Markets
The October Empire Manufacturing Business Survey is one of those sole data points we get from the US with the government shutdown interfering with most of the data releases since the start of the month. The NY manufacturing index from the NY Fed unexpectedly reversed last month steep drop, rising back from -8.7 in September to 10.4 (11.9 in August). Details showed improvements across the board, both for the actual subindex and the one projecting sentiment 6 months ahead and both on the activity (eg new orders, shipments, but also employment) and the price front (paid & received). The outlook for prices paid approached the highest levels since 2022. The notoriously volatile Empire Manufacturing Survey didn’t impact trading though. At the margin, it helped US yields away from key support areas (eg US 2-yr 3.46% and 10-yr 4%). In this respect, it’s striking that yesterday’s Fed Powell speech didn’t have any more impact. He sealed the deal for October (25 bps rate cut) as downside employment risks rise faster than upside inflation risks and simultaneously called an end to the quantitative tightening cycle in coming months. Tonight, the Fed still releases its Beige Book, a summary of regional economic conditions which serves as a preparatory document for the FOMC meeting and is often overlooked. This time around, it could obviously grab some more attention though its hard to impact market pricing. The euro tried to build on yesterday’s intraday comeback but the move didn’t reach far. EMU bond markets fall back on the dovish reflex which dominated the period between US Liberation Day and the EU/US trade deal. They start erring more significantly in the direction of another ECB rate cut over the next 12 months. Daily changes on the German yield curve range between 2.2 bps (2-yr) and 4.4 bps (30-yr). France meanwhile remains stuck between a rock (budgetary crisis) and a hard place (legislative elections) as PM Lecornu tries to win confidence votes tomorrow. Despite support from leadership of French Socialists and Republicans, it remains to be seen whether they can rally all of their MP’s behind the party line. The margin for error is thin. Markets take the optimistic approach today with French assets outperforming. The CAC40 rebounds 2.1% with strong company earnings helping out as well. The EuroStoxx 50 currently recovers 1.15% with key US indices opening with 0.6%-0.9% gains. The 10-yr OAT-swapspread narrowed from 84 bps yesterday morning to currently 77 bps.
News & Views
The Norwegian (minority) government today published a draft budget for next year. The budget from the Labour government needs approval from smaller parties, which currently hold some non-addressed demands. The draft foresees NOK 579bn of the spending to be covered by funds of the Government Pension Fund Global (GPFG). This represents 2.8% of the value of the fund (capped at 3%) and represents about 27% of the budget expenditure. The government believes that 2026 fiscal policy will have an approximately neutral effect on the economy. Amongst others, the draft proposes NOK 4bn in income tax cuts and a NOK 11.5bn allocation to electricity support. The budget is estimated to raise defense spending to 3.4% of GDP. Government projections expect the mainland economy to grow by 2.1% next year from 2% this year. CPI-ATE inflation is expected to ease to 2.5% next year from 2.9% this year. At the its September 17 meeting the Norges bank cut the policy rate to 4% from 4.25%, but indicated that further easing might develop slower as the economy is holding relatively resilient. With respect to fiscal policy, the NB in September also assessed the structural non-oil public deficit at 2.7% this year and 2.8% next year. The krone today rebounds from EUR/NOK 11.79 to 11.715 today, but this is mainly due to a better risk overall sentiment.
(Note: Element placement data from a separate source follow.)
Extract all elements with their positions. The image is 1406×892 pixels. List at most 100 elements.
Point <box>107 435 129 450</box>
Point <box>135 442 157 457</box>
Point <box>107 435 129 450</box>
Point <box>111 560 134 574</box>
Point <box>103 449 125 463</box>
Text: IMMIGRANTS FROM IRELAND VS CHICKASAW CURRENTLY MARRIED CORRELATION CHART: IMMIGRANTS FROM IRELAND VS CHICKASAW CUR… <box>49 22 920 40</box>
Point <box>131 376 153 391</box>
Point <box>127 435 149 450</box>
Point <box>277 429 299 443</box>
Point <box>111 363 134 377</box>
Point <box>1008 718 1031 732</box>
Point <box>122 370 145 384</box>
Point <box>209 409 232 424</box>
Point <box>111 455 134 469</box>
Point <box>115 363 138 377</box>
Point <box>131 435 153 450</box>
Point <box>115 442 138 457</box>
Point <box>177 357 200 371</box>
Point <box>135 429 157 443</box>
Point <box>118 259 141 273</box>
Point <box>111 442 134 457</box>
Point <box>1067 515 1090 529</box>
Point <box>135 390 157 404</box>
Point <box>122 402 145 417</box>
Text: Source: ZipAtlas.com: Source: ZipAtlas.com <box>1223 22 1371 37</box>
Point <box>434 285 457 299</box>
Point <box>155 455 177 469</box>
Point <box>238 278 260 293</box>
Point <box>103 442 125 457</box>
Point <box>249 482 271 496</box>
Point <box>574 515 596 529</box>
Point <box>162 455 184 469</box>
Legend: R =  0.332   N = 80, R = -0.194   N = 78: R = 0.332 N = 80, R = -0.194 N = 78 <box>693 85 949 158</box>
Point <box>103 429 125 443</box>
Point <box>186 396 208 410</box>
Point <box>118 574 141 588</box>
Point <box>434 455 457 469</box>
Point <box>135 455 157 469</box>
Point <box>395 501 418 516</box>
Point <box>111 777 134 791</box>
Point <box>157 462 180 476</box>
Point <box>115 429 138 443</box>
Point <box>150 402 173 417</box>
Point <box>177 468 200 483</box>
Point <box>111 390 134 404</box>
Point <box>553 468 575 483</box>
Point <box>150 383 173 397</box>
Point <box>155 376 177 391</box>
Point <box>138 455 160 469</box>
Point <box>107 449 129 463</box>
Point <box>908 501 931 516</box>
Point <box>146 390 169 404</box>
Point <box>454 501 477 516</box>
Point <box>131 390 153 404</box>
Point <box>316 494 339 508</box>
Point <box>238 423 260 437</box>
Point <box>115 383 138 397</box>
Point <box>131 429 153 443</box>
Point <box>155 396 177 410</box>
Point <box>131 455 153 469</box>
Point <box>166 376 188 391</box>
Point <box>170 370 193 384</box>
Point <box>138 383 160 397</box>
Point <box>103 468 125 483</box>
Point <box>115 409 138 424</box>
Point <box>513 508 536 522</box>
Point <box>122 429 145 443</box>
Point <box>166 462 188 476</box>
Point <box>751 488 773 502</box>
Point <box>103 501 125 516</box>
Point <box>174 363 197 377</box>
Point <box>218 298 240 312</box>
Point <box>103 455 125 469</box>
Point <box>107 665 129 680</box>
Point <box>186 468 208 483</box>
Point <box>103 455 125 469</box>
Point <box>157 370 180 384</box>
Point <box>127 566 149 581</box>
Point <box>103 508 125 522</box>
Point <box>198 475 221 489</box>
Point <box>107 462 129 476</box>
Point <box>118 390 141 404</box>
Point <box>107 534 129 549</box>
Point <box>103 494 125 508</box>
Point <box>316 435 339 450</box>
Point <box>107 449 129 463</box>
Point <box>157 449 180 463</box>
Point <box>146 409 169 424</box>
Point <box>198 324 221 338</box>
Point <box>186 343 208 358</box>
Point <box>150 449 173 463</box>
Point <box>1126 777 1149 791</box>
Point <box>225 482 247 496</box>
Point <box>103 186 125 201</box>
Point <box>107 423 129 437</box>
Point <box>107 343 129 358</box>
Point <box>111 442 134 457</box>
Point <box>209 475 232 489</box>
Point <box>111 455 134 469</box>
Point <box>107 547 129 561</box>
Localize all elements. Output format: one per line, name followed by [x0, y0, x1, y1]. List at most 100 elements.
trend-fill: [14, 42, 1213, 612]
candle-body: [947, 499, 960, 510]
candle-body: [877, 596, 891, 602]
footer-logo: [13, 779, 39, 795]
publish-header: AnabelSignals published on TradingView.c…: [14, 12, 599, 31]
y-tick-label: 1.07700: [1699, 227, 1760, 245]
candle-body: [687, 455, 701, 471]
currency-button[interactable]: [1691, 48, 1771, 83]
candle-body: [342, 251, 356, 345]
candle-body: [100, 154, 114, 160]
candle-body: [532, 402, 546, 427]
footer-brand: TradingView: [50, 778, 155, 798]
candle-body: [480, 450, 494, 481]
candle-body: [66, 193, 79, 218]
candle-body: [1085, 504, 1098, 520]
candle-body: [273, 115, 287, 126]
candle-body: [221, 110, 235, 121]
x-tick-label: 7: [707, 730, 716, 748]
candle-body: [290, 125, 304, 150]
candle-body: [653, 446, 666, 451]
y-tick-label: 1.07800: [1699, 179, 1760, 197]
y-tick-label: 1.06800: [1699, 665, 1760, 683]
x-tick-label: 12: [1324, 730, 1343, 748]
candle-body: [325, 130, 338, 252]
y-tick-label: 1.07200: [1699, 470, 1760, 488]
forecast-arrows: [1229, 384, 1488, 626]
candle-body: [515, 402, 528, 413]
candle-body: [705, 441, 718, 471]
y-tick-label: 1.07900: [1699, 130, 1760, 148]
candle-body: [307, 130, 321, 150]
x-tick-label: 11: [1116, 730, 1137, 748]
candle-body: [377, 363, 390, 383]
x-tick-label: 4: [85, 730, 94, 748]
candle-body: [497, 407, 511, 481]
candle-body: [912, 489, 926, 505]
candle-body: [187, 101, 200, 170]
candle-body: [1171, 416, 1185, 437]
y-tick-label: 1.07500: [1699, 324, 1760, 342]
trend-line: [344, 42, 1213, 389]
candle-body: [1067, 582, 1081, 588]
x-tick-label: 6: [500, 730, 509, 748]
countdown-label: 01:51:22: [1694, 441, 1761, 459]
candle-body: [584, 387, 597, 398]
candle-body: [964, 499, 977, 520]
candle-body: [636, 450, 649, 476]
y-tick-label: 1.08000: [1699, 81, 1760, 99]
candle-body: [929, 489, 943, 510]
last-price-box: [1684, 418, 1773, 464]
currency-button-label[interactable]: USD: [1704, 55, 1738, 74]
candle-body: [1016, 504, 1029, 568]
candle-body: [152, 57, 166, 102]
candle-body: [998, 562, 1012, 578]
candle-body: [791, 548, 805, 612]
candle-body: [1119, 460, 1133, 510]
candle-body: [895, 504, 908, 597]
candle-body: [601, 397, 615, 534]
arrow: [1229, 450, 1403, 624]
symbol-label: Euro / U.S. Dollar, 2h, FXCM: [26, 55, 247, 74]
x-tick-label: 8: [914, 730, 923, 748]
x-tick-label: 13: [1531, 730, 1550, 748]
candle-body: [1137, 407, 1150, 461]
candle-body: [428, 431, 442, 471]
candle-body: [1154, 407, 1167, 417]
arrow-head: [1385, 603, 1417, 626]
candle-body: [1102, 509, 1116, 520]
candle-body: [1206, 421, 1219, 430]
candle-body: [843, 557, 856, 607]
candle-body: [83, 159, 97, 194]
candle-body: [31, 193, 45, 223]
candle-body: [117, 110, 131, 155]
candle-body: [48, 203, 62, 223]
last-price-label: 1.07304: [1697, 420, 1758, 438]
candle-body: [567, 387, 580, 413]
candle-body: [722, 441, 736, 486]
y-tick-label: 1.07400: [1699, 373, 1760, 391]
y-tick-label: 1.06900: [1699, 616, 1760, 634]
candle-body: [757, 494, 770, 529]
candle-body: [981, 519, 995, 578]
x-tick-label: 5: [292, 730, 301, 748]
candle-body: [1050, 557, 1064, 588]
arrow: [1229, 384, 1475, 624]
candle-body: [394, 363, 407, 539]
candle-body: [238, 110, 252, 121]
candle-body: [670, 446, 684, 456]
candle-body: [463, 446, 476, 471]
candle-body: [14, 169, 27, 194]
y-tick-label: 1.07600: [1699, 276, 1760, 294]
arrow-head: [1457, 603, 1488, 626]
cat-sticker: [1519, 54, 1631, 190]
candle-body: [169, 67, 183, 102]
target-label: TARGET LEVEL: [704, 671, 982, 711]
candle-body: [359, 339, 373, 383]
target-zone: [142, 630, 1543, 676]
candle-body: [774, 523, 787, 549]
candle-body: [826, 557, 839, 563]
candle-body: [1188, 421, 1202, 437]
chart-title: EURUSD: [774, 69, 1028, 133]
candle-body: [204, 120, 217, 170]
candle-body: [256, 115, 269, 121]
In an interview with Bloomberg TV, the chief economist of the Reserve Bank of New Zealand, Paul Conway, indicated that after reducing the official cash interest rate by 50 bps to 2.5% the policy rate now is at the lower end of the neutral range. The RBNZ is still prepared to further cuts if data warrant so. According to Conway, the 0.9% Q/Q contraction in Q2 raised the possibility of a more prolonged period of excess capacity in the NZ economy and might cause less medium term inflation pressures. The RBNZ wanted to reacted to that, even as inflation currently still holds near the top of the RBNZ’s 1-3% target range. It is confident that this relatively high inflation will dissipate. NZD gains about 2.3% YTD against USD, but this places it as the laggard compared to G10 peers.